Berkaitan dengan hal itu, perlu diperhatikan sisi keamanan dan kepastian hukum dalam pemanfaatan 
teknologi informasi, media, dan komunikasi agar dapat berkembang secara optimal. Oleh karena itu, 
terdapat tiga pendekatan untuk menjaga keamanan di cyber space, yaitu pendekatan aspek hukum, 
aspek teknologi, aspek sosial, budaya, dan etika. Untuk mengatasi gangguan keamanan dalam 
penyelenggaraan sistem secara elektronik, pendekatan hukum bersifat mutlak karena tanpa kepastian 
hukum, persoalan pemanfaatan teknologi informasi menjadi tidak optimal. 
II. PASAL DEMI PASAL 
Pasal 1 
Cukup jelas. 
Pasal 2 
Undang-Undang ini memiliki jangkauan yurisdiksi tidak semata-mata untuk perbuatan hukum yang 
berlaku di Indonesia dan/atau dilakukan oleh warga negara Indonesia, tetapi juga berlaku untuk 
perbuatan hukum yang dilakukan di luar wilayah hukum (yurisdiksi) Indonesia baik oleh warga negara 
Indonesia maupun warga negara asing atau badan hukum Indonesia maupun badan hukum asing 
yang memiliki akibat hukum di Indonesia, mengingat pemanfaatan Teknologi Informasi untuk Informasi 
Elektronik dan Transaksi Elektronik dapat bersifat lintas teritorial atau universal. 
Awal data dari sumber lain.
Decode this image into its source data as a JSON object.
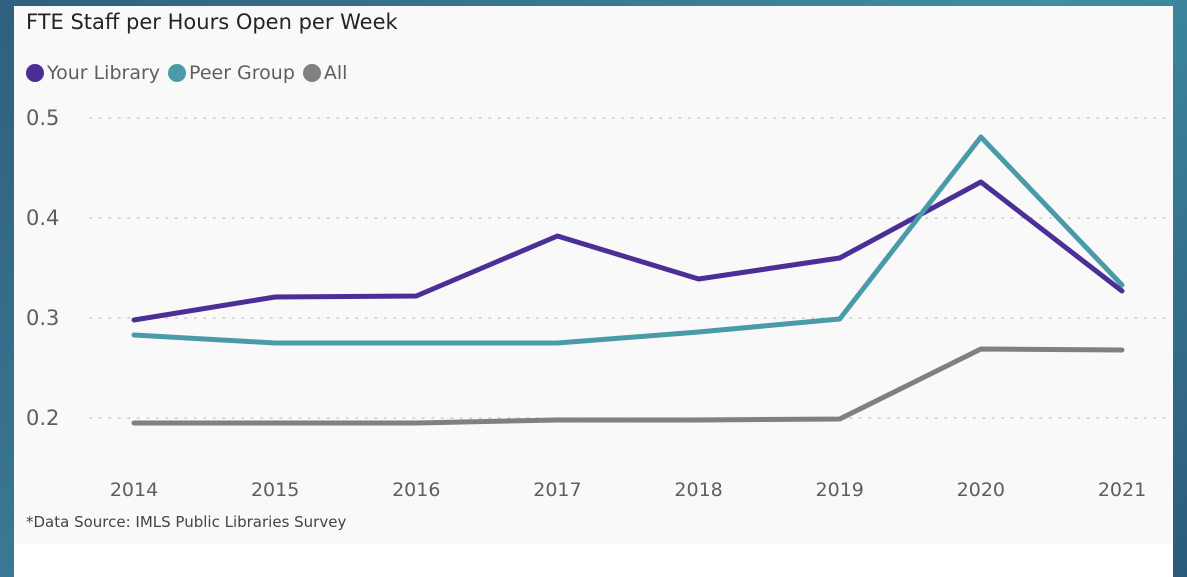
{
  "chart_data": {
    "type": "line",
    "title": "FTE Staff per Hours Open per Week",
    "xlabel": "",
    "ylabel": "",
    "x": [
      "2014",
      "2015",
      "2016",
      "2017",
      "2018",
      "2019",
      "2020",
      "2021"
    ],
    "yticks": [
      "0.5",
      "0.4",
      "0.3",
      "0.2"
    ],
    "ylim": [
      0.2,
      0.5
    ],
    "grid": true,
    "legend_position": "top-left",
    "series": [
      {
        "name": "Your Library",
        "color": "#4b2f96",
        "values": [
          0.298,
          0.321,
          0.322,
          0.382,
          0.339,
          0.36,
          0.436,
          0.327
        ]
      },
      {
        "name": "Peer Group",
        "color": "#4a9aa9",
        "values": [
          0.283,
          0.275,
          0.275,
          0.275,
          0.286,
          0.299,
          0.481,
          0.333
        ]
      },
      {
        "name": "All",
        "color": "#808080",
        "values": [
          0.195,
          0.195,
          0.195,
          0.198,
          0.198,
          0.199,
          0.269,
          0.268
        ]
      }
    ],
    "footnote": "*Data Source: IMLS Public Libraries Survey"
  }
}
Yang dimaksud dengan “merugikan kepentingan Indonesia” adalah meliputi tetapi tidak terbatas pada 
merugikan kepentingan ekonomi nasional, perlindungan data strategis, harkat dan martabat bangsa, 
pertahanan dan keamanan negara, kedaulatan negara, warga negara, serta badan hukum Indonesia. 
Pasal 3 
“Asas kepastian hukum” berarti landasan hukum bagi pemanfaatan Teknologi Informasi dan Transaksi 
Elektronik serta segala sesuatu yang mendukung penyelenggaraannya yang mendapatkan pengakuan 
hukum di dalam dan di luar pengadilan. 
“Asas manfaat” berarti asas bagi pemanfaatan Teknologi Informasi dan Transaksi Elektronik 
diupayakan untuk mendukung proses berinformasi sehingga dapat meningkatkan kesejahteraan 
masyarakat. 
“Asas kehati-hatian” berarti landasan bagi pihak yang bersangkutan harus memperhatikan segenap 
aspek yang berpotensi mendatangkan kerugian, baik bagi dirinya maupun bagi pihak lain dalam 
pemanfaatan Teknologi Informasi dan Transaksi Elektronik. 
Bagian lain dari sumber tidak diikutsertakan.